3. Fire up the barbecue. Generally, you can only deduct 50% of the cost of your business meals if you discuss business before, during or after the meal. But you can write off 100% of the cost of a barbecue or other get-together for your staff this summer, as long as you don't exclude rankand-file workers. Best of all, you don't even have to mention business.

4. Tour the country in an RV. This might just be the year you finally indulge and buy an RV to take the family on an exciting long-distance trip. In lieu of deducting state and local income tax, you can choose to write off sales tax, including the tax on this big-ticket item.
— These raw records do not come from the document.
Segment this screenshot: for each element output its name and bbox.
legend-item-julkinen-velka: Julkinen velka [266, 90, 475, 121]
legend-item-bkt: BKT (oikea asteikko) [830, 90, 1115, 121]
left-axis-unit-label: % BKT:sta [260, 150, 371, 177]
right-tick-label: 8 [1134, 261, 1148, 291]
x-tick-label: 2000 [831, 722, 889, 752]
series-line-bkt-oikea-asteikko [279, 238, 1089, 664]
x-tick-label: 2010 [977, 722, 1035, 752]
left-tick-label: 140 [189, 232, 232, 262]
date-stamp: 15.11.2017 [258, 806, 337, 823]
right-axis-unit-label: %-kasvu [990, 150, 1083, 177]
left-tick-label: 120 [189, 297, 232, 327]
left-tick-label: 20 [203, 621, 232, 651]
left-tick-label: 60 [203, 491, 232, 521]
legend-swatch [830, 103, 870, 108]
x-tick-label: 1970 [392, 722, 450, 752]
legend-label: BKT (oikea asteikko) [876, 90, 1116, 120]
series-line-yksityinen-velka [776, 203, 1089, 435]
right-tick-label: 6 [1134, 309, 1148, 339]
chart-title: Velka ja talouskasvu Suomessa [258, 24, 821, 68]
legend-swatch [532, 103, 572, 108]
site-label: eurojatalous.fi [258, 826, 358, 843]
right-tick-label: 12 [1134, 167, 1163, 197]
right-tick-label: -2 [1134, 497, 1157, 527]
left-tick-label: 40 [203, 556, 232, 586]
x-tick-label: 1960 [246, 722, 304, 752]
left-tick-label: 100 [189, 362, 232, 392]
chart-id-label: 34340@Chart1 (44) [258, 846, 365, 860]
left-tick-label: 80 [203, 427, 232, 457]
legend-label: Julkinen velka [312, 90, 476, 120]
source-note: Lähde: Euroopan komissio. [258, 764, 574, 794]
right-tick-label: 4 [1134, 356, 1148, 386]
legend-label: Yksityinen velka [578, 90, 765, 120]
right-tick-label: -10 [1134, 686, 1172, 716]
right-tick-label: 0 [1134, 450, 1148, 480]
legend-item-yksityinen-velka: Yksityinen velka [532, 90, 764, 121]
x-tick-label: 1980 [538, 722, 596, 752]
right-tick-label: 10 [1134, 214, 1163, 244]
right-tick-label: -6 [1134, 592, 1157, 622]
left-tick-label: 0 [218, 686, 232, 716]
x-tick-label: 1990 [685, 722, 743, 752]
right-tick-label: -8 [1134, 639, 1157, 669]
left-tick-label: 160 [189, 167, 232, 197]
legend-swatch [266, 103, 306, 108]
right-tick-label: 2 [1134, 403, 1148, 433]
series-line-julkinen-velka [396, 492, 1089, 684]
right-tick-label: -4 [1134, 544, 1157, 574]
Extra benefit: The sales tax for an RV can be added to the standard sales tax allowed by the standard IRS table based on where you live and other factors.

5. Reward your college grad. If your child graduated from college this spring, he or she may have already landed a job. Nevertheless, you can generally claim a $4,050 dependency exemption deduction for the child in 2017 if you provide more than half of his or her support for the year. Being generous with your graduation gift could help you clear the half-support mark.

6. Hire young summertime workers. If your business hires disadvantaged youths age 16 or 17 residing in an empowerment zone or enterprise community, it can claim a special jobs credit this summer. This credit is only available for wages paid from May 1 through Sept. 15. It equals 25% of the wages up to $3,000 for a maximum $750 credit per qualified worker.

7. Navigate entertainment rules. You can deduct 50% of your entertainment expenses for clients if the entertainment precedes or follows a substantial business discussion. Go outdoors this summer and write off expenses relating to recreational activities. For example, you can deduct the cost of a deep sea fishing trip, but not depreciation for an entertainment facility like a boat.

8. Scout out a day camp. If your under-age 13 child goes to day camp this summer while you and your spouse work, the cost is eligible for the dependent care credit. But the cost of overnight camp doesn't qualify. The maximum credit is usually $600 for one child or $1,200 for two or more children.

9. Take a refresher course. Summer doesn't have to be all play and no work. If you decide to take a course at a local school that helps you brush up on your skills or presents the latest developments in your field, the cost is generally deductible.